Yep but you still pay for the name John Deere, Briggs, Kohler, etc.. I use the Autozone store brand, and or Walmart.. I have used these for awhile with no problems. I did use fram for years but i as well noticed a drop in quality their hype takes over quality..so i dropped them...


----------



## ErnieS (Jun 1, 2011)

ZZ71 said:


> That reminds of what a lady I know who works in a WM customer service dept at local store and what they catch people doing. Customers buy oil, filter etc, put drain oil back the jug or clean the filer and return for a refund. All to often the person working is busy, does not know anything about oil or filters or just plain could care less and its get put back on the shelf and someone buys it. I know of at least 2 people who told they bought oil and found used oil in the Rotella jug, used K&N air filter in the box. Then they had to go back and convince WM they were not pulling a fast one.
> 
> WM will take anything back and if the counter person does not look at it, they put it back on the shelf.

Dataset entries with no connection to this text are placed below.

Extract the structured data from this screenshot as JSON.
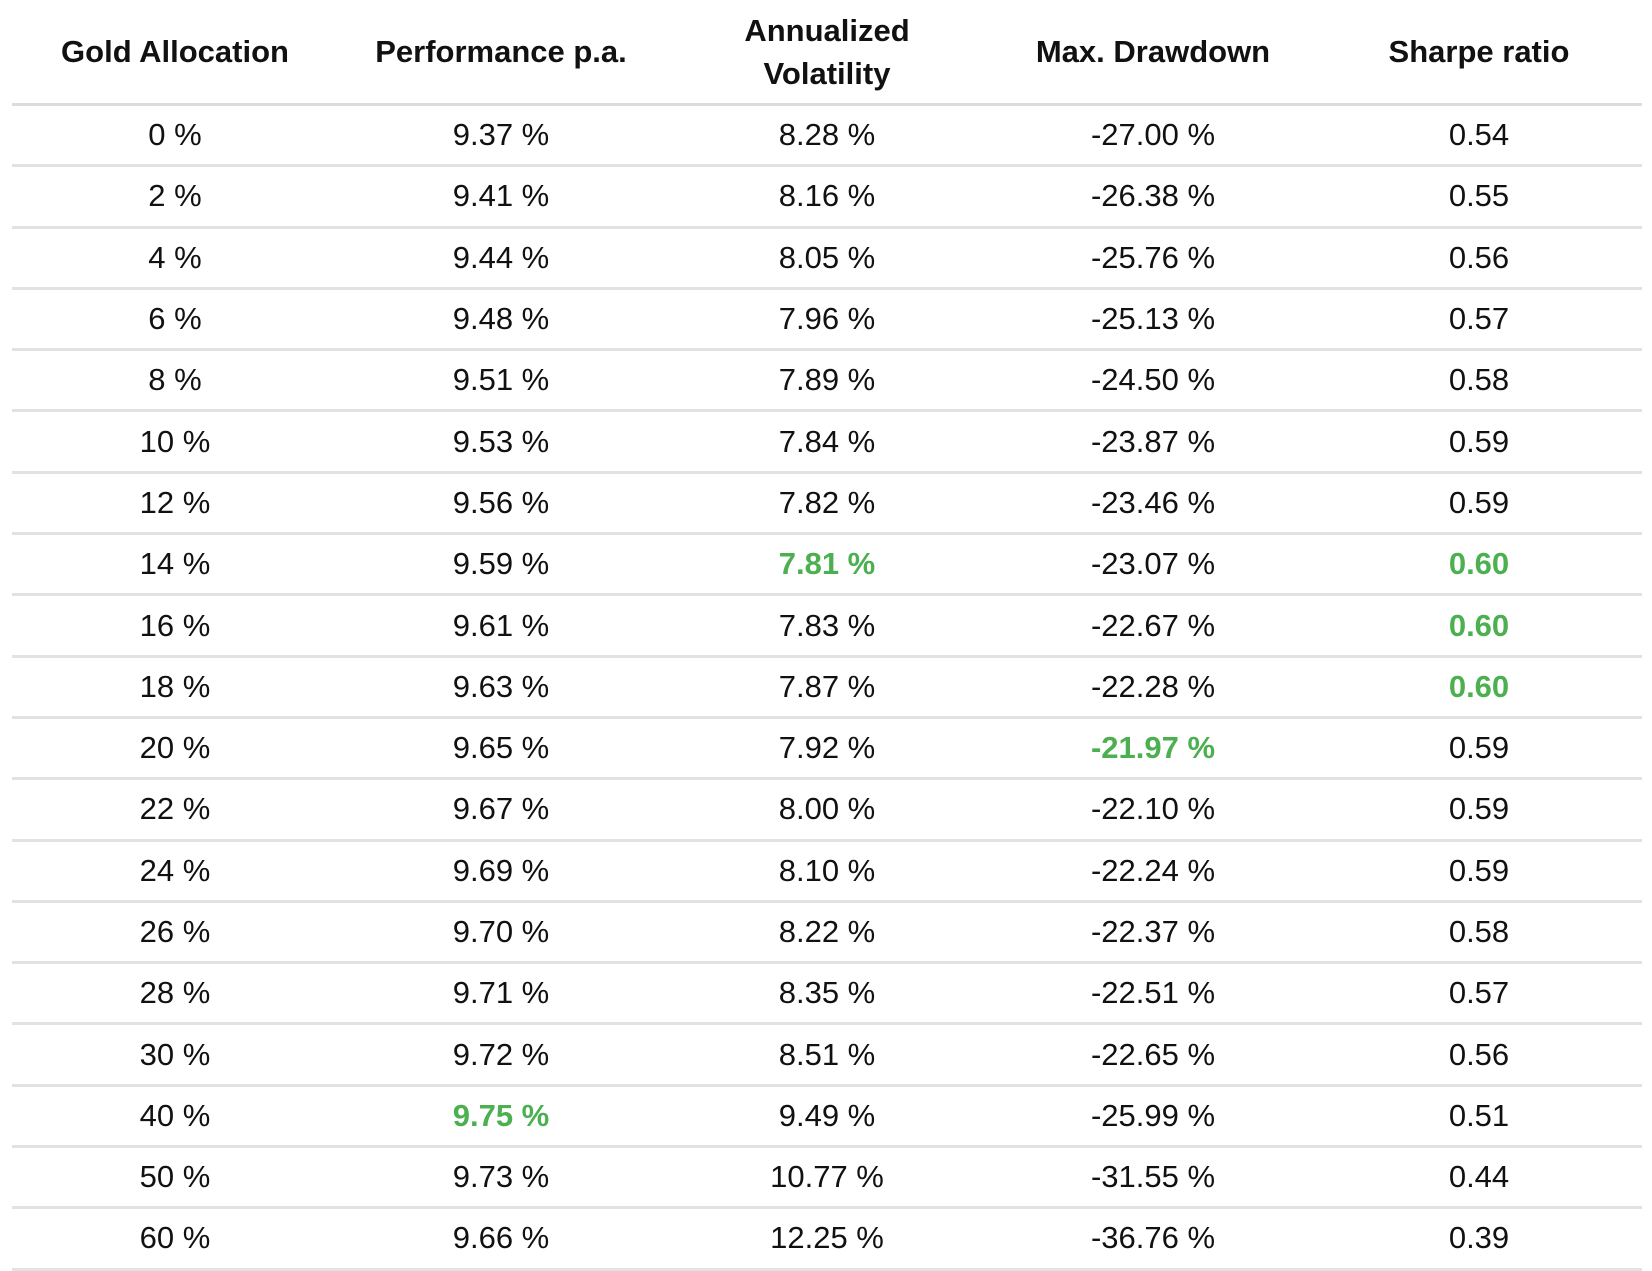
{
  "chart_data": {
    "type": "table",
    "columns": [
      "Gold Allocation",
      "Performance p.a.",
      "Annualized Volatility",
      "Max. Drawdown",
      "Sharpe ratio"
    ],
    "highlight_color": "#4caf50",
    "rows": [
      [
        "0 %",
        "9.37 %",
        "8.28 %",
        "-27.00 %",
        "0.54"
      ],
      [
        "2 %",
        "9.41 %",
        "8.16 %",
        "-26.38 %",
        "0.55"
      ],
      [
        "4 %",
        "9.44 %",
        "8.05 %",
        "-25.76 %",
        "0.56"
      ],
      [
        "6 %",
        "9.48 %",
        "7.96 %",
        "-25.13 %",
        "0.57"
      ],
      [
        "8 %",
        "9.51 %",
        "7.89 %",
        "-24.50 %",
        "0.58"
      ],
      [
        "10 %",
        "9.53 %",
        "7.84 %",
        "-23.87 %",
        "0.59"
      ],
      [
        "12 %",
        "9.56 %",
        "7.82 %",
        "-23.46 %",
        "0.59"
      ],
      [
        "14 %",
        "9.59 %",
        "7.81 %",
        "-23.07 %",
        "0.60"
      ],
      [
        "16 %",
        "9.61 %",
        "7.83 %",
        "-22.67 %",
        "0.60"
      ],
      [
        "18 %",
        "9.63 %",
        "7.87 %",
        "-22.28 %",
        "0.60"
      ],
      [
        "20 %",
        "9.65 %",
        "7.92 %",
        "-21.97 %",
        "0.59"
      ],
      [
        "22 %",
        "9.67 %",
        "8.00 %",
        "-22.10 %",
        "0.59"
      ],
      [
        "24 %",
        "9.69 %",
        "8.10 %",
        "-22.24 %",
        "0.59"
      ],
      [
        "26 %",
        "9.70 %",
        "8.22 %",
        "-22.37 %",
        "0.58"
      ],
      [
        "28 %",
        "9.71 %",
        "8.35 %",
        "-22.51 %",
        "0.57"
      ],
      [
        "30 %",
        "9.72 %",
        "8.51 %",
        "-22.65 %",
        "0.56"
      ],
      [
        "40 %",
        "9.75 %",
        "9.49 %",
        "-25.99 %",
        "0.51"
      ],
      [
        "50 %",
        "9.73 %",
        "10.77 %",
        "-31.55 %",
        "0.44"
      ],
      [
        "60 %",
        "9.66 %",
        "12.25 %",
        "-36.76 %",
        "0.39"
      ]
    ],
    "highlighted_cells": [
      {
        "row": 7,
        "col": 2
      },
      {
        "row": 7,
        "col": 4
      },
      {
        "row": 8,
        "col": 4
      },
      {
        "row": 9,
        "col": 4
      },
      {
        "row": 10,
        "col": 3
      },
      {
        "row": 16,
        "col": 1
      }
    ]
  }
}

So I would be checking very closely to be sure you are not getting screwed. Some of the con men are really good at making used things look new to get a refund. I was burnt on some sensors for a carbon monoxide detect. The sensor battery was dead and would not work. So I returned it and the lady did some checking and that sensor was over 5 yrs old and the package had been tampered with and glued shut.


I got burned on an oil filter for my Harley. The one I use is chrome plated and costs about 10 bucks. People pull the chrome filter and put it in a plain $4 filter box and put the cheap filter back in the chrome filter box. It pretty much sucks when the wife is out in the car and you've dropped the oil and filter on the bike and find you have the wrong replacement with no transportation to a store.


----------



## magfarm (Nov 5, 2009)

luvmyih said:


> Hi Guys What Are Peoples Opinion On FRAM 0il Filters


Just cut one open and you will find out why they're at the bottom of the list.


----------